もう足の在処もわからないほどにぼんっと巻かれた包帯だって、彼の愛の証で、ふっと口角が緩んだ。

「ふふっ、天使なのはサンジくん。サンジくんがたっくさん愛情込めて包帯巻いてくれたから足首の痛みもすっかり消えちゃった」
「すっかり…?」
「うん。ありがとう、サンジくん。ほら、立てちゃうくらい」
「あ、ああっ。ダメだよなまえちゃん。ほら、座って。チョッパーが帰ってくるまでここで安静にしてよう。おれの愛情が効いてくれたのは嬉しいが、でも無理してますます悪化したらおれァもう…心臓が張り裂けちまう」
「もうサンジくんは大袈裟なんだから。でも…サンジくんのそういうところわたしだいすき
「え、へへ…ッ」

世界一優しい人。ぎゅうっと、たばこと海の匂いのする金色の頭を抱きしめて、おでこにキスをするとサンジはふわりと柔らかな笑みを描いた。

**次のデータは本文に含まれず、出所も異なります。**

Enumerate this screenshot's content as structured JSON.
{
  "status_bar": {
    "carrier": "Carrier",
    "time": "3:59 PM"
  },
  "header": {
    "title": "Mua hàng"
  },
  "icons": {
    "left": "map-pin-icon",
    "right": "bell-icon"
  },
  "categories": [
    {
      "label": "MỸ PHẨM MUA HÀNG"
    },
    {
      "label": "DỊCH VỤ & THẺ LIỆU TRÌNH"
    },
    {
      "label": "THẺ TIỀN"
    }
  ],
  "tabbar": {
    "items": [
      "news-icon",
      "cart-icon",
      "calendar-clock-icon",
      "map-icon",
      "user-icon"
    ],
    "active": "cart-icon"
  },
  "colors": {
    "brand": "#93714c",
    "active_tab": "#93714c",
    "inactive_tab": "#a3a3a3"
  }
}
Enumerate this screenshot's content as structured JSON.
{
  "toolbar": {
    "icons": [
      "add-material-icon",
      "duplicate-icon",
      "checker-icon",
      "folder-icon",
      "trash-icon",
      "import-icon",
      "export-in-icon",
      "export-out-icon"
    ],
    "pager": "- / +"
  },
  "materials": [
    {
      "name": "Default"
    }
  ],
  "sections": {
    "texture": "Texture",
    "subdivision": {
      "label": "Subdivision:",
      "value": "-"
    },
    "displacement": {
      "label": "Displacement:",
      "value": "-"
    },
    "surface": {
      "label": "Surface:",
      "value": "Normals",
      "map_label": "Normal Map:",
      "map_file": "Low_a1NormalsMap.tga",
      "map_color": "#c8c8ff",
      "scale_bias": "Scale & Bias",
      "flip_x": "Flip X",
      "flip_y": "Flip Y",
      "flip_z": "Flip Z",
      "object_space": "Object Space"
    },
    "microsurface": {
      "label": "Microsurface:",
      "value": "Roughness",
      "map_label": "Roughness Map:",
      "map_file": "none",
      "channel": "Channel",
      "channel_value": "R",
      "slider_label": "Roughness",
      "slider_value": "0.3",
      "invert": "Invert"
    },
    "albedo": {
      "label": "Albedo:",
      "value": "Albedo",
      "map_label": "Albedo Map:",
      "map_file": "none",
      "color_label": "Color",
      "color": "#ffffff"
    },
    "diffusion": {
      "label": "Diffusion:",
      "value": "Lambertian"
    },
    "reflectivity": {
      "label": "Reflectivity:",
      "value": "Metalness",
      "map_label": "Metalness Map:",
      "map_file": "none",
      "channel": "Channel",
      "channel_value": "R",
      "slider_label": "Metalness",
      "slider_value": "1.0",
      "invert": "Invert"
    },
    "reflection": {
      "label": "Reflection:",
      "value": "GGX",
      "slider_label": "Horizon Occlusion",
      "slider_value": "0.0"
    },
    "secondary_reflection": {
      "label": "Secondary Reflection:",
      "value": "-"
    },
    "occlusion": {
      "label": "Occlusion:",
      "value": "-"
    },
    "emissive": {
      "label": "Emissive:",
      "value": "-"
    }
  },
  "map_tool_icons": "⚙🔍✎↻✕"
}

「手当てしてくれてありがとう、サンジくん。ごめんね、一服の途中だったのに」
「とんでもねェさ。一服よりもなまえちゃんの方が100倍、いやもう!比べ物にならねェほどに大事だ! ──あ、そうだ。なまえちゃん喉乾いただろ? きみの好きな茶葉を手に入れたんだ。お茶、淹れてくるからちょっとだけ待っててくれ」
「わあ、嬉しい。ありがとうサンジくん」
「どういたしまして。おれの…プリンセス」

立ち上がる前、そっと足首を手にとって、大量に巻き付けられた包帯に大事そうにキスを落とす。暫くそうしてからゆったりと唇を離し、ふっと色気たっぷりの笑みを浮かべて、彼は隣のキッチンへと行ってしまった。
まるで、魔法みたい。キスを受けた包帯の下は、本当に治ったんじゃないかなって思うくらいに軽くなったような、気がした。